Natifs d’Akbou, d’Ouzellaguen, Seddouk, Sidi Aïch et Kherrata, les 27 adeptes de la secte Ahmadiyya, dont trois femmes, ont été poursuivis, faut-il le rappeler, pour les chefs d’inculpation d’« atteinte aux préceptes de l’islam », « constitution d’association sans agrément » et « collecte de fonds sans autorisation ».
Interpellés le 17 mars 2018, à travers plusieurs localités de la wilaya de Béjaïa, les mis en cause ont reconnu avoir pratiqué la religion musulmane selon la doctrine des Ahmadis et accomplissaient leur prière du vendredi dans le domicile de l’un des fidèles de Seddouk, transformé en un lieu de culte jugé « illégal ».

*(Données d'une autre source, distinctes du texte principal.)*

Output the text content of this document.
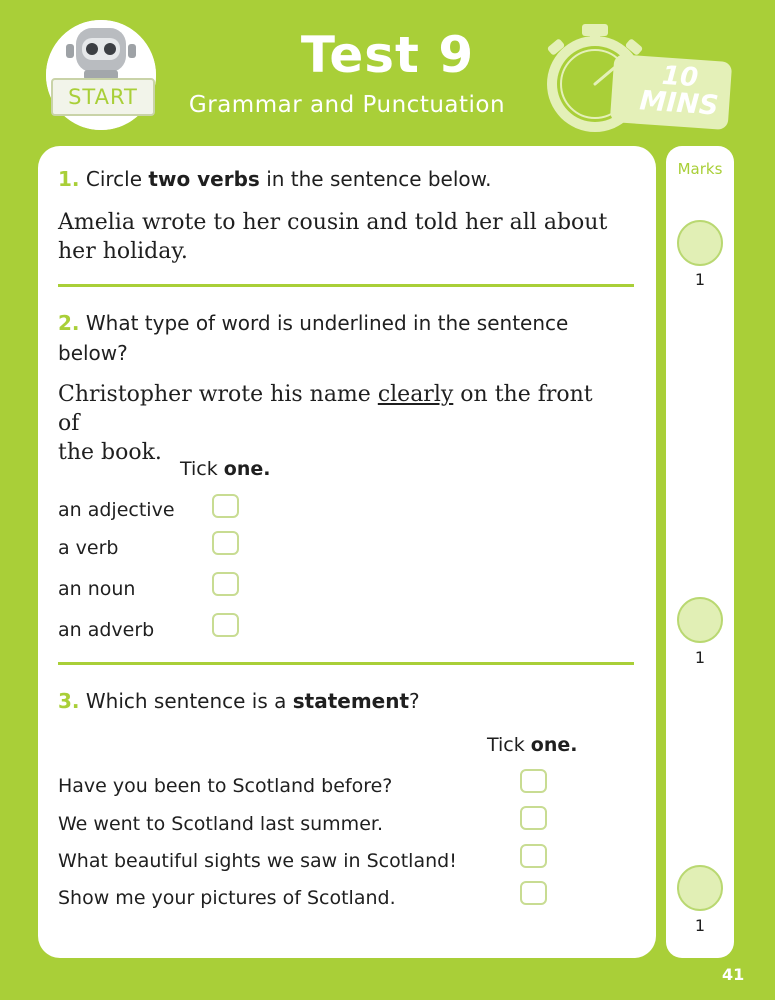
START
Test 9
Grammar and Punctuation
10
MINS
Marks
1
1
1
1. Circle two verbs in the sentence below.
Amelia wrote to her cousin and told her all about
her holiday.
2. What type of word is underlined in the sentence
below?
Christopher wrote his name clearly on the front of
the book.
Tick one.
an adjective
a verb
an noun
an adverb
3. Which sentence is a statement?
Tick one.
Have you been to Scotland before?
We went to Scotland last summer.
What beautiful sights we saw in Scotland!
Show me your pictures of Scotland.
41
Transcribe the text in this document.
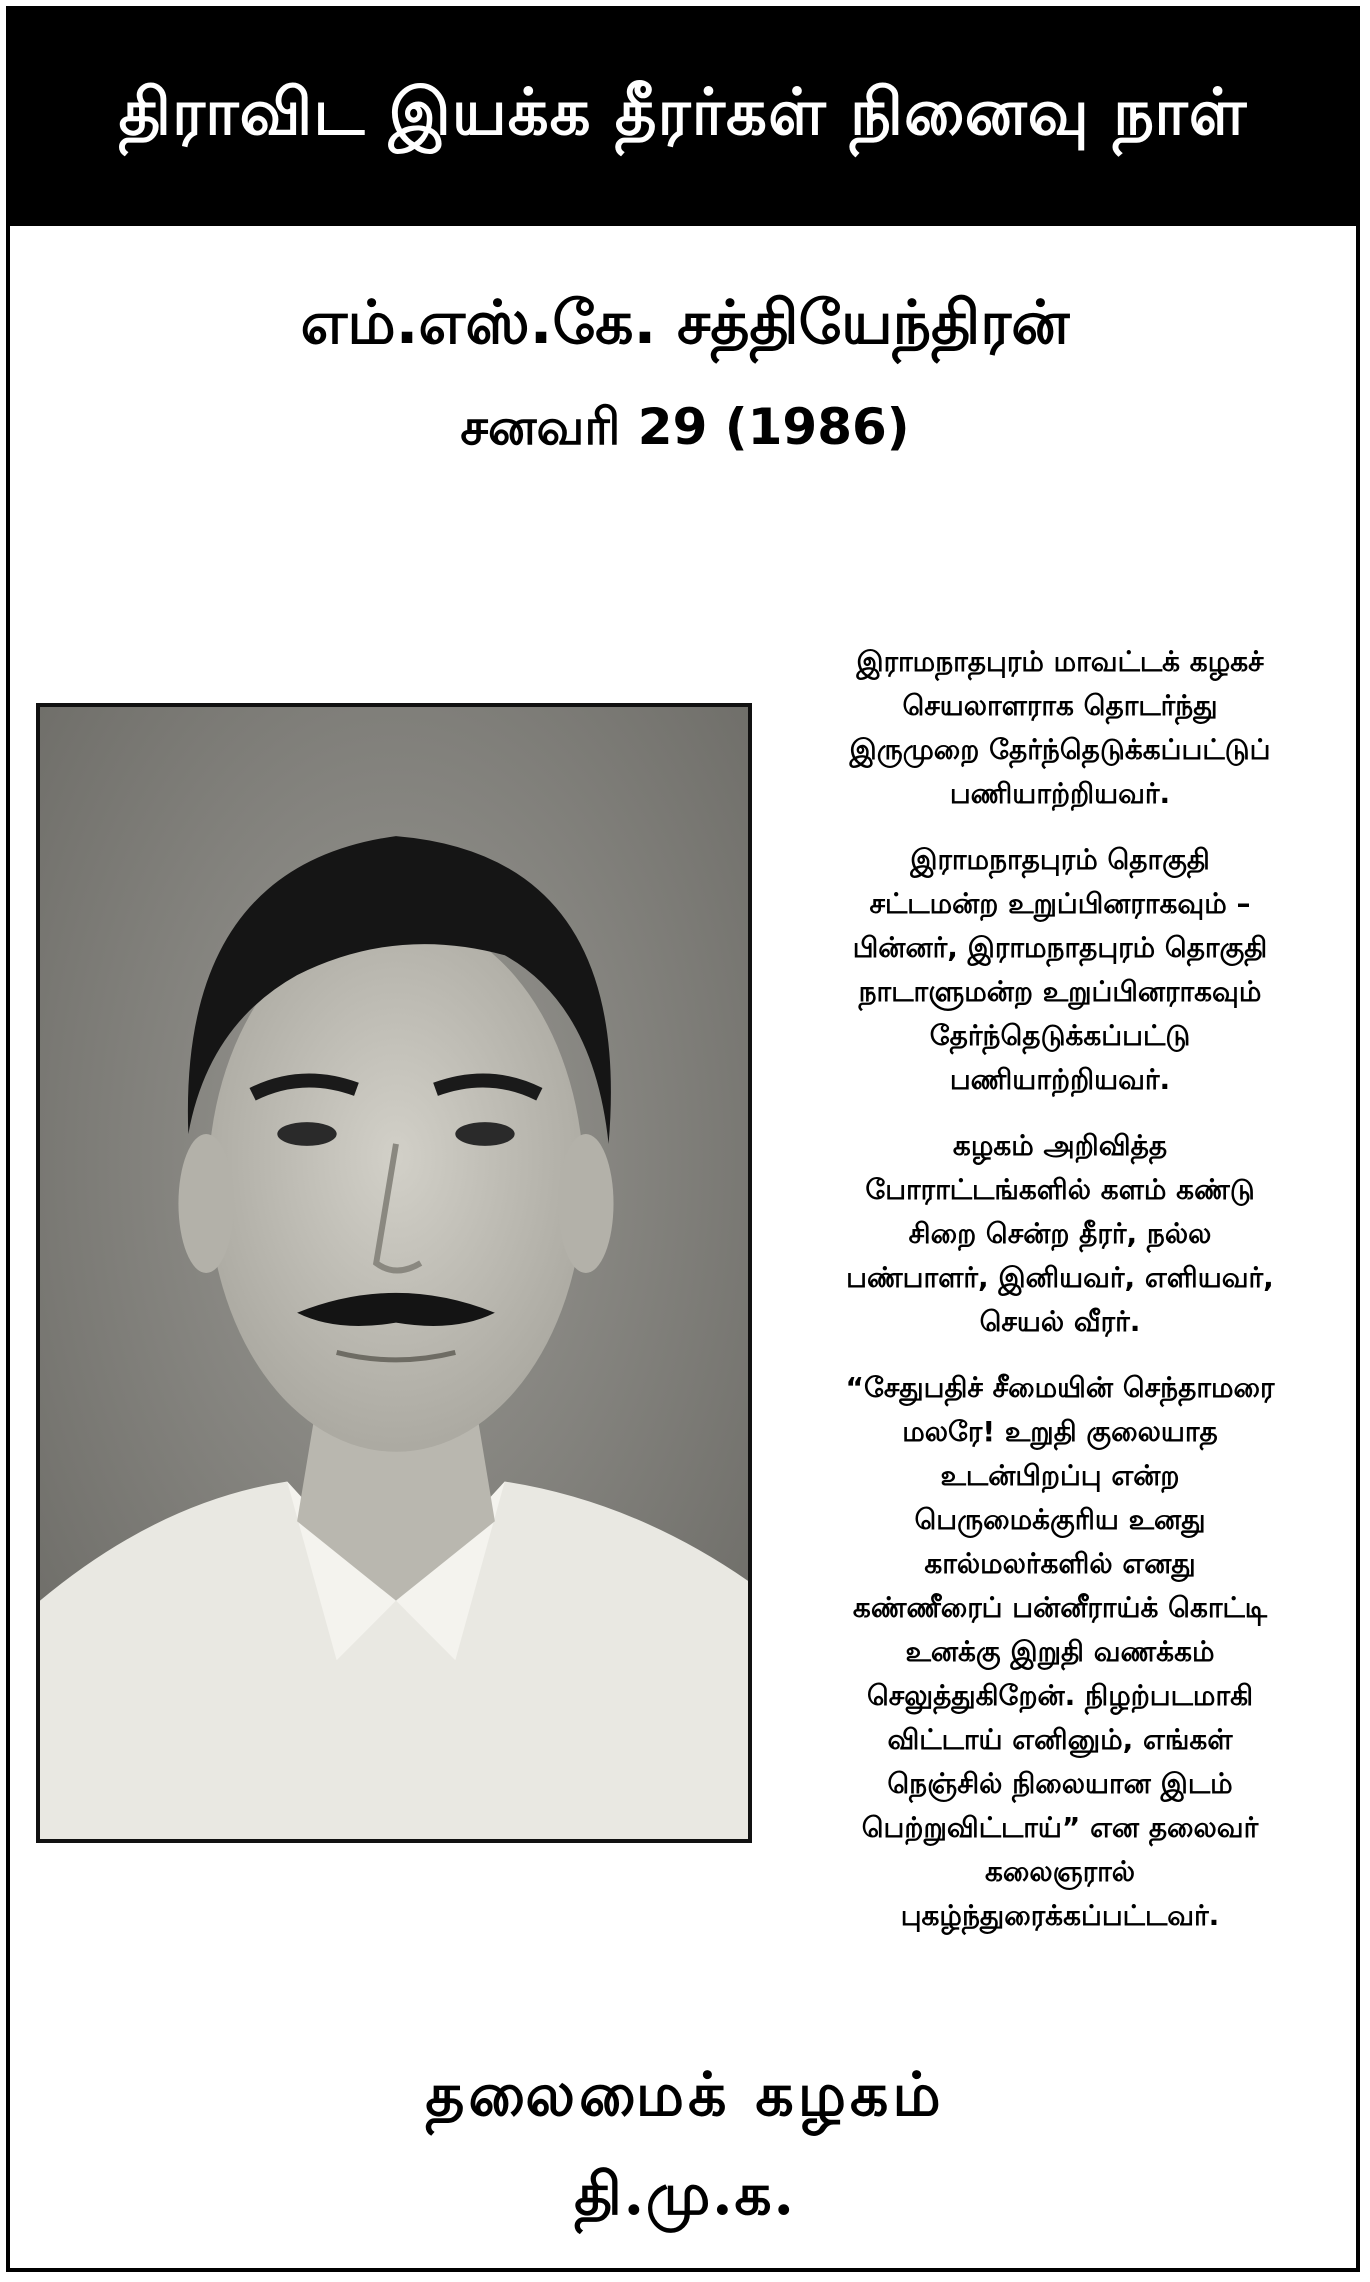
திராவிட இயக்க தீரர்கள் நினைவு நாள்
எம்.எஸ்.கே. சத்தியேந்திரன்
சனவரி 29 (1986)

இராமநாதபுரம் மாவட்டக் கழகச்
செயலாளராக தொடர்ந்து
இருமுறை தேர்ந்தெடுக்கப்பட்டுப்
பணியாற்றியவர்.

இராமநாதபுரம் தொகுதி
சட்டமன்ற உறுப்பினராகவும் –
பின்னர், இராமநாதபுரம் தொகுதி
நாடாளுமன்ற உறுப்பினராகவும்
தேர்ந்தெடுக்கப்பட்டு
பணியாற்றியவர்.

கழகம் அறிவித்த
போராட்டங்களில் களம் கண்டு
சிறை சென்ற தீரர், நல்ல
பண்பாளர், இனியவர், எளியவர்,
செயல் வீரர்.

“சேதுபதிச் சீமையின் செந்தாமரை
மலரே! உறுதி குலையாத
உடன்பிறப்பு என்ற
பெருமைக்குரிய உனது
கால்மலர்களில் எனது
கண்ணீரைப் பன்னீராய்க் கொட்டி
உனக்கு இறுதி வணக்கம்
செலுத்துகிறேன். நிழற்படமாகி
விட்டாய் எனினும், எங்கள்
நெஞ்சில் நிலையான இடம்
பெற்றுவிட்டாய்” என தலைவர்
கலைஞரால்
புகழ்ந்துரைக்கப்பட்டவர்.

தலைமைக் கழகம்
தி.மு.க.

Jugés en première instance, le 29 mai 2018, par le Tribunal correctionnel d’Akbou, ils ont écopé d’une peine de six mois de prison avec sursis.
Dans un communiqué diffusé avant-hier, sur sa page facebook, le bureau de la wilaya de Béjaïa de la Ligue algérienne pour la défense des droits de l’Homme (LADDH) réitère son appel à « l’abandon des poursuites judiciaires engagées à l’encontre des 27 Ahmadis », considérant que ce procès est « en flagrante contradiction avec le droit de culte pourtant consacré par le droit national et international ». Les responsables de la LADDH de Béjaïa, qui réaffirment leur « solidarité indéfectible » avec les 27 prévenus, appellent l’ensemble des acteurs politiques et les représentants de la société civile à « une large mobilisation pour la protection des libertés fondamentales de culte, de conscience, d’opinion et d’expression qui sont le noyau des libertés ». Ceci dit, il faudrait donc s’attendre à un rassemblement citoyen, ce matin, devant le Palais de justice de Béjaïa, à la cité Tobbal, en signe de soutien et de solidarité avec les 27 Ahmadis qui sont appelés à comparaître, aujourd’hui, devant le juge.